I received this book from Booksneese. You can learn more about it by clicking the button in the right sidebar of this website.

Saturday, July 9, 2011

Summer: Day 39


Saturday July 9, 2011

I didn't accomplish much today. Since summer began, I've had something to do almost every single day. A place to be, an errand to run, chores that needed doing here at the house, work...something! Today I didn't have any of those things. (Well, I probably could've done chores, but I took the day off.)

Last night I learned a valuable lesson. If you drink a Dr. Pepper at 9:15pm, it will keep you awake until 3:15am. Apparently six hours is the lifespan of caffeine in my body. Sigh. I really do KNOW this, but once in a while I give it a 'test run' & find out all over again that my system is sensitive to caffeine still. I guess somewhere in the back of my brain I think I'll "outgrow" the sensitivity. ha ha!

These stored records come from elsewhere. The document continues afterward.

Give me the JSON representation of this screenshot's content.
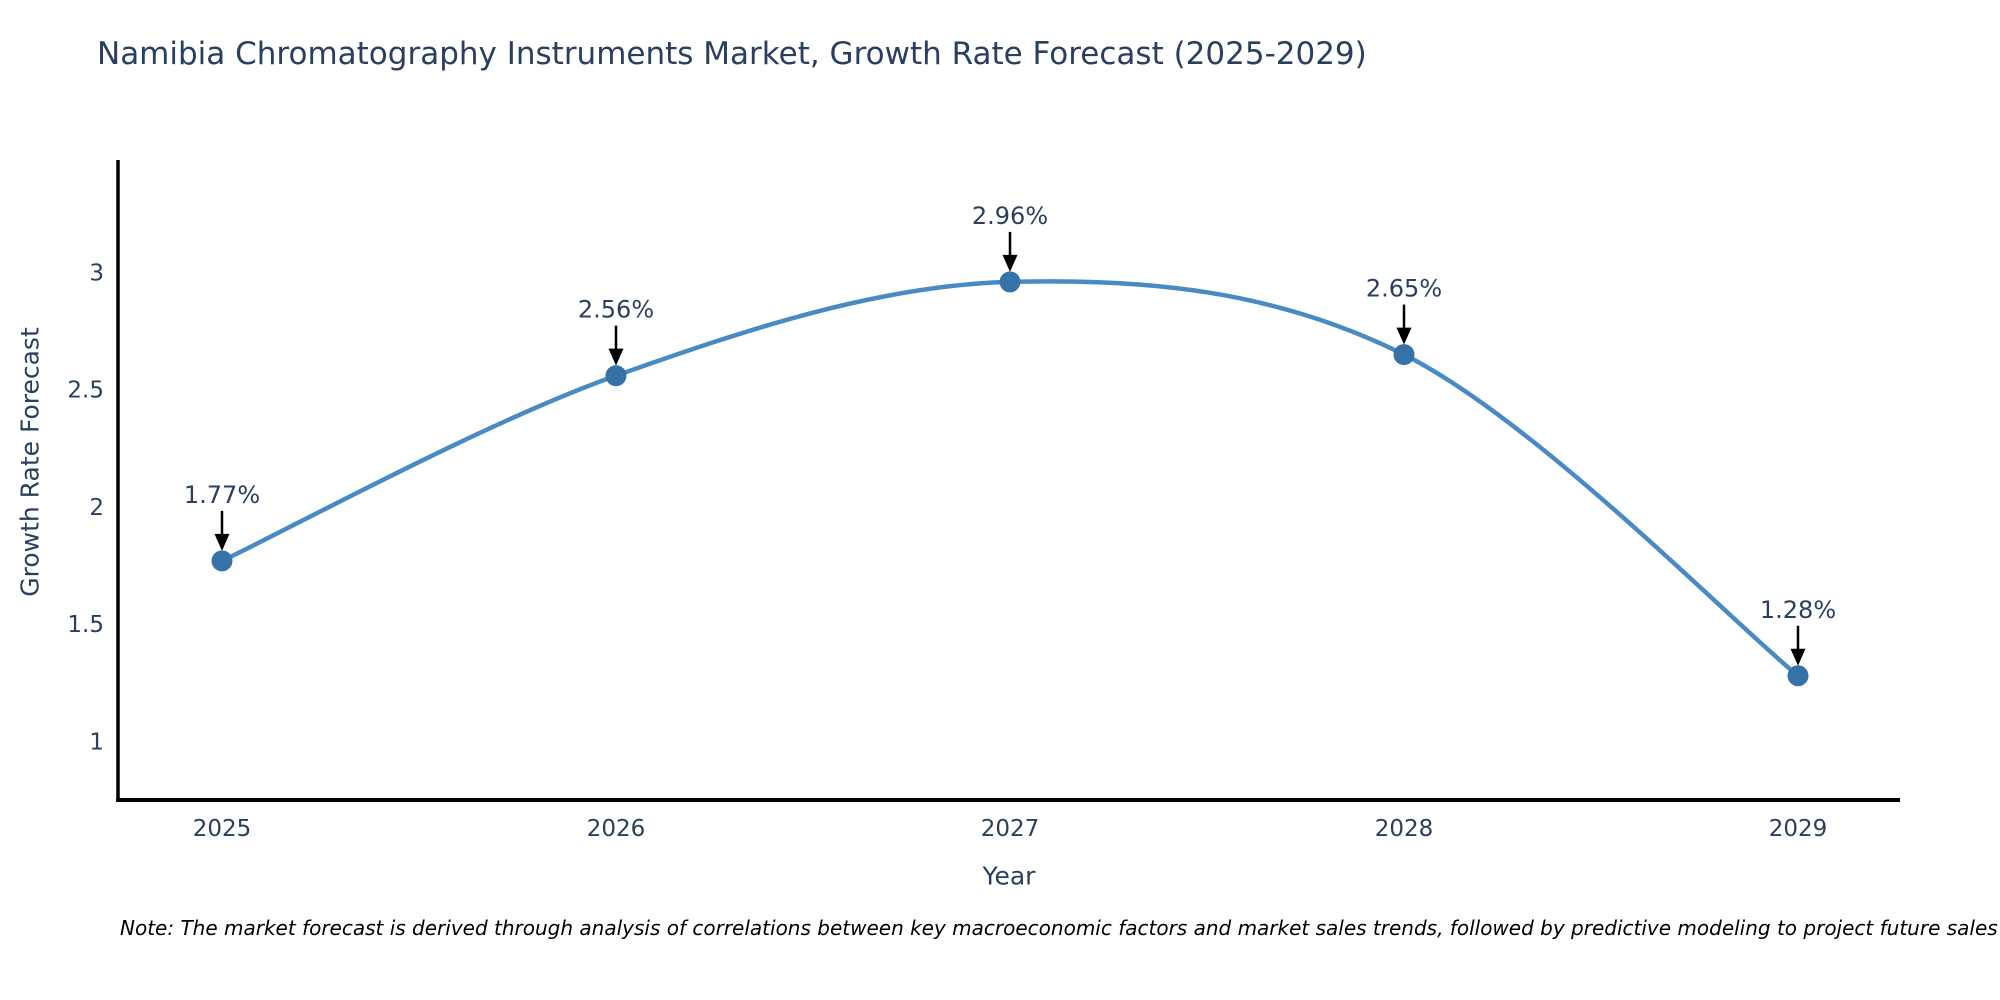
{
  "title": "Namibia Chromatography Instruments Market, Growth Rate Forecast (2025-2029)",
  "note": "Note: The market forecast is derived through analysis of correlations between key macroeconomic factors and market sales trends, followed by predictive modeling to project future sales",
  "chart_data": {
    "type": "line",
    "line_shape": "spline",
    "title": "Namibia Chromatography Instruments Market, Growth Rate Forecast (2025-2029)",
    "xlabel": "Year",
    "ylabel": "Growth Rate Forecast",
    "categories": [
      "2025",
      "2026",
      "2027",
      "2028",
      "2029"
    ],
    "series": [
      {
        "name": "Growth Rate Forecast",
        "values": [
          1.77,
          2.56,
          2.96,
          2.65,
          1.28
        ]
      }
    ],
    "point_labels": [
      "1.77%",
      "2.56%",
      "2.96%",
      "2.65%",
      "1.28%"
    ],
    "yticks": [
      1,
      1.5,
      2,
      2.5,
      3
    ],
    "ylim": [
      0.75,
      3.48
    ],
    "grid": false,
    "legend": "none",
    "markers": true,
    "annotations_arrows": true,
    "colors": {
      "line": "#4a8ac4",
      "marker": "#3472a8",
      "text": "#2a3f5f",
      "axis": "#000000",
      "arrow": "#000000",
      "background": "#ffffff"
    }
  }
}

So after being up til 3am last night, I slept until about 8:30 this morning. And I only woke up then because my phone was buzzing. I hit the button to send it to voice mail, but they didn't leave a message. And the caller ID said "RESTRICTED". Grrrrrrrrrr! I was able to doze off again, though. But not for long -- Larry got up to take Samuel to do a swimming merit badge for Scouts and of course I can't sleep if anyone else is up & around in the house. So that was that. I was up by 9:00 for the day. I guess six hours of sleep will have to do. I can function on that, but I'd like to get more if I can.

After they left, Sarah & I curled up on the couch & recliner in the living room and watched the Justin Bieber movie "Never Say Never". It's basically a documentary of his last tour. (Or is it his only tour? I really don't know.) I will admit that I only watched it because my daughter wanted me to....but it turned out good. I really didn't know Justin's "story". He's really living somewhat of a 'rags to riches' sort of life -- very interesting. While I may have not watched & immediately caught Bieber Fever, I do have a better grasp on why the girls all love him now. He's a clean cut, sweet kid with teeny-bopper music. I couldn't help but remember my own fascination with Garth Brooks when I was that age.

After watching the movie, I should've gotten up & got busy on some chores, but I didn't. We had lunch (it was nearly 1pm by then) and hung out. I read quite a few chapters from an awesome book I'm reading this afternoon. It's one I got from Book Sneeze (see button in my sidebar) a few weeks ago. I just got started on it a couple days ago & wow....it's really good! I'll be blogging my review soon. I suspect it won't take but another day or two for me to finish this one! If you want to go take a peek at what Amazon has to say about it, click HERE.

Tonight I'm hitting the bed a bit early to make up for last night. Sleep well, friends!